An electron of mass 9.11 10-31 kg has an initial speed of 3.00 105 m/s. It travels in a straight line, and its speed increases to 8.00 105 m/s in a distance of 10.0 cm.

(a) Assuming its acceleration is constant, determine the force exerted on the electron.
N (in the direction of motion)

(b) What is the ratio of this force to the weight of the electron, which we neglected?

m = 9.11 * 10^-31

vi = 3 * 10^5
vf = 8 * 10^5

vf = vi + a t

d = Vi t + .5 a t^2

10^-1 = 3*10^5 t + .5 a t^2
or
1 = 3*10^6 t + 5 a t^2
but
t = (8-3)10^5 /a
so
1 = 3*10^6 (5*10^5/a ) +5 (25*10^10/a)
a = 15*10^11 + 12.5*10^11
a = 27.5 * 10^11 kg
F = ma = 9*10^-31*27.5*10^11
= 247.5 * 10^-20
= 2.475 * 10-22 N

weight of electron = 9.81*9.11*10^-31
so do ratio

(a) Force * distance = kinetic energy increase

Solve for the force.
(b) Divide first answer by m*g, where m is the electron mass.

thank you

thank u

To find the force exerted on the electron, we need to use Newton's second law of motion, which states that the force acting on an object is equal to the mass of the object multiplied by its acceleration. In this case, the force is unknown, the mass of the electron is given as 9.11 * 10^(-31) kg, and we need to find the acceleration.

We can calculate the acceleration using the kinematic equation:

v^2 = u^2 + 2as

Where,
v = final velocity (8.00 * 10^5 m/s)
u = initial velocity (3.00 * 10^5 m/s)
a = acceleration (unknown)
s = distance traveled (10.0 cm)

First, we convert the distance from cm to meters:
s = 10.0 cm = 0.10 m

Now we substitute the given values into the equation and solve for acceleration:

(8.00 * 10^5 m/s)^2 = (3.00 * 10^5 m/s)^2 + 2a * 0.10 m

64.00 * 10^10 m^2/s^2 = 9.00 * 10^10 m^2/s^2 + 0.20a

Subtracting 9.00 * 10^10 m^2/s^2 from both sides:

55.00 * 10^10 m^2/s^2 = 0.20a

Dividing both sides by 0.20:

a = (55.00 * 10^10 m^2/s^2) / 0.20 = 275 * 10^10 m^2/s^2

Now we have the acceleration.
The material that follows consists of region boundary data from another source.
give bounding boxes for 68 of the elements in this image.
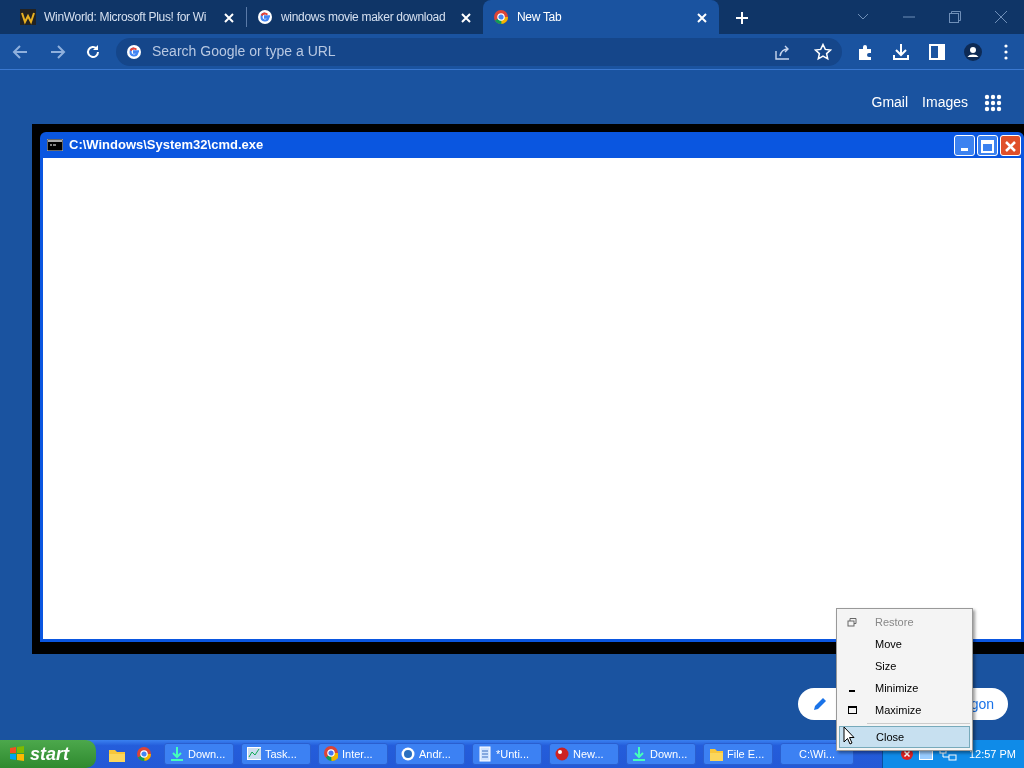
chrome-icon	[324, 746, 338, 762]
taskbar-button[interactable]: C:\Wi...	[780, 743, 854, 765]
menu-item[interactable]: Size	[839, 655, 970, 677]
taskbar-button[interactable]: Task...	[241, 743, 311, 765]
console-icon	[47, 139, 63, 151]
cursor-icon	[843, 726, 855, 745]
restore-icon	[846, 617, 858, 627]
apps-button[interactable]	[982, 93, 1004, 112]
header-link[interactable]: Gmail	[871, 92, 909, 113]
maximize-button[interactable]	[977, 134, 998, 156]
minimize-icon	[849, 690, 855, 692]
winworld-icon	[20, 9, 36, 25]
download-icon	[892, 42, 910, 61]
taskbar-button[interactable]: New...	[549, 743, 619, 765]
taskbar-button[interactable]: Andr...	[395, 743, 465, 765]
close-tab-button[interactable]	[222, 10, 236, 24]
puzzle-icon	[856, 42, 874, 61]
close-icon	[697, 13, 707, 24]
new-tab-button[interactable]	[733, 9, 751, 25]
close-tab-button[interactable]	[695, 10, 709, 24]
close-icon	[224, 13, 234, 24]
browser-tab[interactable]: WinWorld: Microsoft Plus! for Wi	[10, 0, 246, 34]
minimize-button[interactable]	[954, 134, 975, 156]
download-icon	[632, 746, 646, 762]
forward-arrow-icon	[48, 42, 66, 61]
windows-flag-icon	[8, 745, 26, 763]
grid-icon	[984, 93, 1002, 112]
notepad-icon	[478, 746, 492, 762]
chrome-icon	[493, 9, 509, 25]
menu-icon	[1004, 43, 1008, 60]
minimize-icon	[961, 147, 968, 151]
star-icon	[814, 42, 832, 61]
browser-tab[interactable]: windows movie maker download	[247, 0, 483, 34]
folder-icon	[709, 746, 723, 762]
download-icon	[170, 746, 184, 762]
quick-launch-icon[interactable]	[134, 745, 154, 763]
profile-icon	[964, 42, 982, 61]
pencil-icon	[812, 696, 828, 712]
taskbar-button[interactable]: Down...	[164, 743, 234, 765]
google-icon	[257, 9, 273, 25]
menu-item[interactable]: Move	[839, 633, 970, 655]
menu-item[interactable]: Maximize	[839, 699, 970, 721]
google-icon	[126, 43, 142, 60]
close-icon	[461, 13, 471, 24]
chart-window-icon	[247, 746, 261, 762]
back-arrow-icon	[12, 42, 30, 61]
address-bar[interactable]: Search Google or type a URL	[116, 37, 842, 66]
close-icon	[994, 10, 1008, 24]
taskbar-button[interactable]: Inter...	[318, 743, 388, 765]
ball-app-icon	[555, 746, 569, 762]
menu-item[interactable]: Minimize	[839, 677, 970, 699]
clock: 12:57 PM	[968, 746, 1016, 762]
side-panel-icon	[928, 42, 946, 61]
window-title: C:\Windows\System32\cmd.exe	[69, 136, 264, 155]
close-tab-button[interactable]	[459, 10, 473, 24]
chrome-icon	[136, 746, 152, 763]
round-app-icon	[401, 746, 415, 762]
browser-tab[interactable]: New Tab	[483, 0, 719, 34]
menu-item[interactable]: Close	[839, 726, 970, 748]
taskbar-button[interactable]: File E...	[703, 743, 773, 765]
plus-icon	[735, 10, 749, 25]
taskbar-button[interactable]: Down...	[626, 743, 696, 765]
header-link[interactable]: Images	[922, 92, 968, 113]
restore-icon	[948, 10, 962, 24]
close-button[interactable]	[1000, 134, 1021, 156]
taskbar-button[interactable]: *Unti...	[472, 743, 542, 765]
maximize-icon	[846, 705, 858, 715]
start-button[interactable]: start	[0, 740, 96, 768]
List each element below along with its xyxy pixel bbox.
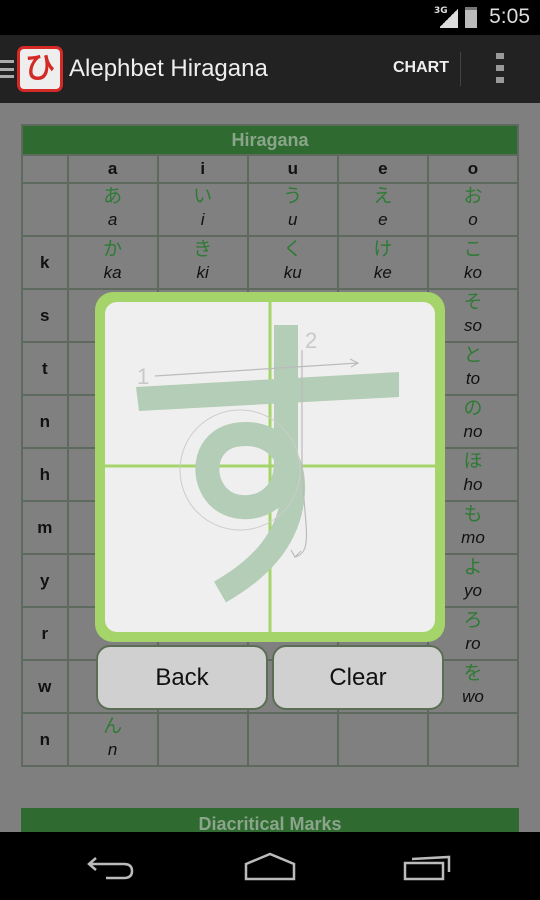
kana-cell[interactable]: く ku [246, 237, 337, 288]
kana-cell[interactable]: うu [246, 184, 337, 235]
kana: う [283, 185, 303, 207]
kana-cell[interactable]: あa [66, 184, 157, 235]
chart-button[interactable]: CHART [393, 59, 449, 77]
column-header: a [66, 156, 157, 182]
table-row: あaいiうuえeおo [23, 182, 517, 235]
row-label: n [39, 730, 50, 749]
kana: お [463, 185, 483, 207]
column-header: e [336, 156, 427, 182]
romaji: o [468, 210, 478, 229]
romaji: a [107, 210, 118, 229]
table-title: Hiragana [23, 126, 517, 154]
app-logo-glyph: ひ [20, 49, 60, 89]
kana-cell[interactable]: き ki [156, 237, 247, 288]
kana-cell [156, 714, 247, 765]
stroke-1-arrow [154, 358, 360, 377]
table-row: k か ka き ki く ku け ke こ ko [23, 235, 517, 288]
row-label [23, 184, 67, 235]
drawer-icon[interactable] [0, 60, 14, 78]
stroke-2 [195, 325, 306, 603]
divider [460, 52, 461, 86]
row-label: k [40, 253, 50, 272]
navigation-bar [0, 832, 540, 900]
row-label: h [39, 465, 50, 484]
section-header-diacritical: Diacritical Marks [21, 808, 519, 832]
stroke-number-2: 2 [305, 328, 317, 353]
table-row: nんn [23, 712, 517, 765]
row-label: r [41, 624, 49, 643]
romaji: u [288, 210, 298, 229]
column-header: i [156, 156, 247, 182]
recents-icon[interactable] [402, 852, 452, 882]
back-button[interactable]: Back [96, 645, 268, 710]
kana: ん [103, 715, 123, 737]
romaji: ku [283, 263, 302, 282]
kana: え [373, 185, 393, 207]
kana-cell[interactable]: おo [426, 184, 517, 235]
app-logo[interactable]: ひ [17, 46, 63, 92]
column-header: o [426, 156, 517, 182]
battery-charging-icon [465, 7, 477, 28]
row-label: s [40, 306, 50, 325]
corner-cell [23, 156, 67, 182]
column-header: u [246, 156, 337, 182]
kana: い [193, 185, 213, 207]
clock: 5:05 [489, 5, 530, 28]
app-title: Alephbet Hiragana [69, 55, 268, 82]
kana: き [193, 238, 213, 260]
row-label: y [40, 571, 50, 590]
action-bar: ひ Alephbet Hiragana CHART [0, 35, 540, 103]
row-label: n [39, 412, 50, 431]
kana: こ [463, 238, 483, 260]
row-label: t [41, 359, 48, 378]
kana: け [373, 238, 393, 260]
kana-cell[interactable]: こ ko [426, 237, 517, 288]
kana-cell [336, 714, 427, 765]
row-label: m [37, 518, 53, 537]
romaji: ko [463, 263, 482, 282]
kana: か [103, 238, 123, 260]
overflow-menu-icon[interactable] [496, 53, 504, 83]
stroke-order-diagram: 1 2 [105, 302, 435, 632]
romaji: i [200, 210, 205, 229]
signal-icon [440, 8, 458, 28]
kana: あ [103, 185, 123, 207]
column-header-row: aiueo [23, 154, 517, 182]
stroke-order-dialog: 1 2 [95, 292, 445, 642]
kana-cell [426, 714, 517, 765]
romaji: e [378, 210, 388, 229]
kana: く [283, 238, 303, 260]
romaji: ki [196, 263, 209, 282]
row-label: w [38, 677, 52, 696]
kana-cell[interactable]: け ke [336, 237, 427, 288]
romaji: ke [373, 263, 392, 282]
status-bar: 3G 5:05 [0, 0, 540, 35]
romaji: n [107, 740, 118, 759]
stroke-1 [136, 372, 399, 411]
stroke-number-1: 1 [137, 364, 149, 389]
kana-cell [246, 714, 337, 765]
kana-cell[interactable]: えe [336, 184, 427, 235]
kana-cell[interactable]: いi [156, 184, 247, 235]
clear-button[interactable]: Clear [272, 645, 444, 710]
back-icon[interactable] [86, 852, 136, 882]
drawing-pad[interactable]: 1 2 [105, 302, 435, 632]
romaji: ka [103, 263, 122, 282]
kana-cell[interactable]: んn [66, 714, 157, 765]
kana-cell[interactable]: か ka [66, 237, 157, 288]
home-icon[interactable] [243, 852, 297, 882]
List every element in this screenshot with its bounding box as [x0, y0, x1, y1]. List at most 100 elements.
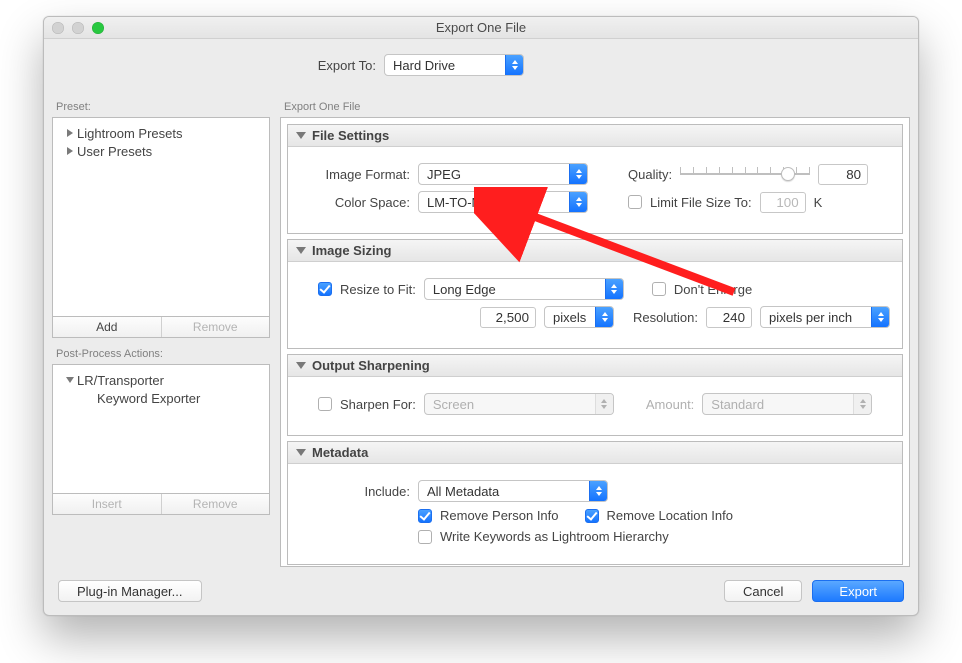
resize-value: Long Edge [433, 282, 496, 297]
color-space-select[interactable]: LM-TO-Merope [418, 191, 588, 213]
disclosure-down-icon [296, 132, 306, 139]
remove-location-checkbox[interactable] [585, 509, 599, 523]
chevron-updown-icon [595, 307, 613, 327]
insert-ppa-button[interactable]: Insert [53, 494, 161, 514]
resolution-unit-select[interactable]: pixels per inch [760, 306, 890, 328]
resize-to-fit-select[interactable]: Long Edge [424, 278, 624, 300]
remove-location-label: Remove Location Info [607, 508, 733, 523]
dimension-unit-select[interactable]: pixels [544, 306, 614, 328]
disclosure-down-icon [296, 449, 306, 456]
amount-label: Amount: [646, 397, 694, 412]
color-space-label: Color Space: [300, 195, 410, 210]
file-settings-panel: File Settings Image Format: JPEG [287, 124, 903, 234]
ppa-section-label: Post-Process Actions: [52, 346, 270, 364]
preset-tree-item[interactable]: User Presets [55, 142, 267, 160]
close-icon[interactable] [52, 22, 64, 34]
sharpen-for-select[interactable]: Screen [424, 393, 614, 415]
export-dialog: Export One File Export To: Hard Drive Pr… [43, 16, 919, 616]
panel-title: Output Sharpening [312, 358, 430, 373]
preset-list[interactable]: Lightroom Presets User Presets [52, 117, 270, 317]
image-format-select[interactable]: JPEG [418, 163, 588, 185]
export-to-label: Export To: [284, 58, 376, 73]
chevron-updown-icon [505, 55, 523, 75]
ppa-tree-subitem[interactable]: Keyword Exporter [55, 389, 267, 407]
disclosure-down-icon [66, 377, 74, 383]
metadata-panel: Metadata Include: All Metadata [287, 441, 903, 565]
resize-to-fit-label: Resize to Fit: [340, 282, 416, 297]
panel-title: File Settings [312, 128, 389, 143]
dimension-input[interactable] [480, 307, 536, 328]
sharpen-for-label: Sharpen For: [340, 397, 416, 412]
image-sizing-header[interactable]: Image Sizing [288, 240, 902, 262]
resize-to-fit-checkbox[interactable] [318, 282, 332, 296]
sharpen-for-checkbox[interactable] [318, 397, 332, 411]
quality-label: Quality: [628, 167, 672, 182]
preset-section-label: Preset: [52, 99, 270, 117]
export-to-value: Hard Drive [393, 58, 455, 73]
chevron-updown-icon [871, 307, 889, 327]
dimension-unit-value: pixels [553, 310, 586, 325]
include-value: All Metadata [427, 484, 499, 499]
panel-title: Image Sizing [312, 243, 391, 258]
dont-enlarge-label: Don't Enlarge [674, 282, 752, 297]
resolution-input[interactable] [706, 307, 752, 328]
output-sharpening-panel: Output Sharpening Sharpen For: Screen [287, 354, 903, 436]
ppa-item-label: LR/Transporter [77, 373, 164, 388]
cancel-button[interactable]: Cancel [724, 580, 802, 602]
limit-filesize-label: Limit File Size To: [650, 195, 752, 210]
quality-slider[interactable] [680, 165, 810, 183]
color-space-value: LM-TO-Merope [427, 195, 516, 210]
chevron-updown-icon [569, 192, 587, 212]
image-sizing-panel: Image Sizing Resize to Fit: Long Edge [287, 239, 903, 349]
chevron-updown-icon [853, 394, 871, 414]
slider-knob-icon[interactable] [781, 167, 795, 181]
sharpen-for-value: Screen [433, 397, 474, 412]
include-label: Include: [300, 484, 410, 499]
add-preset-button[interactable]: Add [53, 317, 161, 337]
remove-preset-button[interactable]: Remove [161, 317, 270, 337]
image-format-label: Image Format: [300, 167, 410, 182]
preset-item-label: Lightroom Presets [77, 126, 183, 141]
minimize-icon[interactable] [72, 22, 84, 34]
zoom-icon[interactable] [92, 22, 104, 34]
ppa-subitem-label: Keyword Exporter [97, 391, 200, 406]
amount-select[interactable]: Standard [702, 393, 872, 415]
chevron-updown-icon [589, 481, 607, 501]
limit-filesize-checkbox[interactable] [628, 195, 642, 209]
image-format-value: JPEG [427, 167, 461, 182]
output-sharpening-header[interactable]: Output Sharpening [288, 355, 902, 377]
amount-value: Standard [711, 397, 764, 412]
chevron-updown-icon [605, 279, 623, 299]
limit-filesize-input[interactable] [760, 192, 806, 213]
quality-input[interactable] [818, 164, 868, 185]
remove-person-label: Remove Person Info [440, 508, 559, 523]
disclosure-right-icon [67, 147, 73, 155]
limit-unit-label: K [814, 195, 823, 210]
export-button[interactable]: Export [812, 580, 904, 602]
remove-person-checkbox[interactable] [418, 509, 432, 523]
disclosure-down-icon [296, 362, 306, 369]
preset-tree-item[interactable]: Lightroom Presets [55, 124, 267, 142]
window-title: Export One File [44, 20, 918, 35]
disclosure-down-icon [296, 247, 306, 254]
metadata-header[interactable]: Metadata [288, 442, 902, 464]
right-section-label: Export One File [280, 99, 910, 117]
titlebar: Export One File [44, 17, 918, 39]
remove-ppa-button[interactable]: Remove [161, 494, 270, 514]
chevron-updown-icon [569, 164, 587, 184]
file-settings-header[interactable]: File Settings [288, 125, 902, 147]
plugin-manager-button[interactable]: Plug-in Manager... [58, 580, 202, 602]
include-select[interactable]: All Metadata [418, 480, 608, 502]
ppa-list[interactable]: LR/Transporter Keyword Exporter [52, 364, 270, 494]
preset-item-label: User Presets [77, 144, 152, 159]
disclosure-right-icon [67, 129, 73, 137]
dont-enlarge-checkbox[interactable] [652, 282, 666, 296]
panel-title: Metadata [312, 445, 368, 460]
write-keywords-checkbox[interactable] [418, 530, 432, 544]
resolution-unit-value: pixels per inch [769, 310, 852, 325]
panels-frame: File Settings Image Format: JPEG [280, 117, 910, 567]
export-to-select[interactable]: Hard Drive [384, 54, 524, 76]
ppa-tree-item[interactable]: LR/Transporter [55, 371, 267, 389]
resolution-label: Resolution: [633, 310, 698, 325]
write-keywords-label: Write Keywords as Lightroom Hierarchy [440, 529, 669, 544]
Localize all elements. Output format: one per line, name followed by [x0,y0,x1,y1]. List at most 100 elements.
To find the force exerted on the electron, we can use Newton's second law:

F = ma

Substituting the values:

F = (9.11 * 10^(-31) kg) * (275 * 10^10 m^2/s^2)

Calculating:

F = 2.50 * 10^(-20) N

Therefore, the force exerted on the electron is 2.50 * 10^(-20) N in the direction of motion.

Now let's move on to part (b) to find the ratio of this force to the weight of the electron, which we neglected.

The weight of an object is given by the formula:

Weight = m * g

Where,
m = mass of the object (9.11 * 10^(-31) kg)
g = acceleration due to gravity (9.8 m/s^2)

Substituting the values:

Weight = (9.11 * 10^(-31) kg) * (9.8 m/s^2)

Calculating:

Weight = 8.95 * 10^(-30) N

Now we can calculate the ratio of the force to the weight:

Ratio = Force / Weight

Substituting the values:

Ratio = (2.50 * 10^(-20) N) / (8.95 * 10^(-30) N)

Calculating:

Ratio = 2.79 * 10^9

Therefore, the ratio of the force exerted on the electron to its weight is 2.79 * 10^9.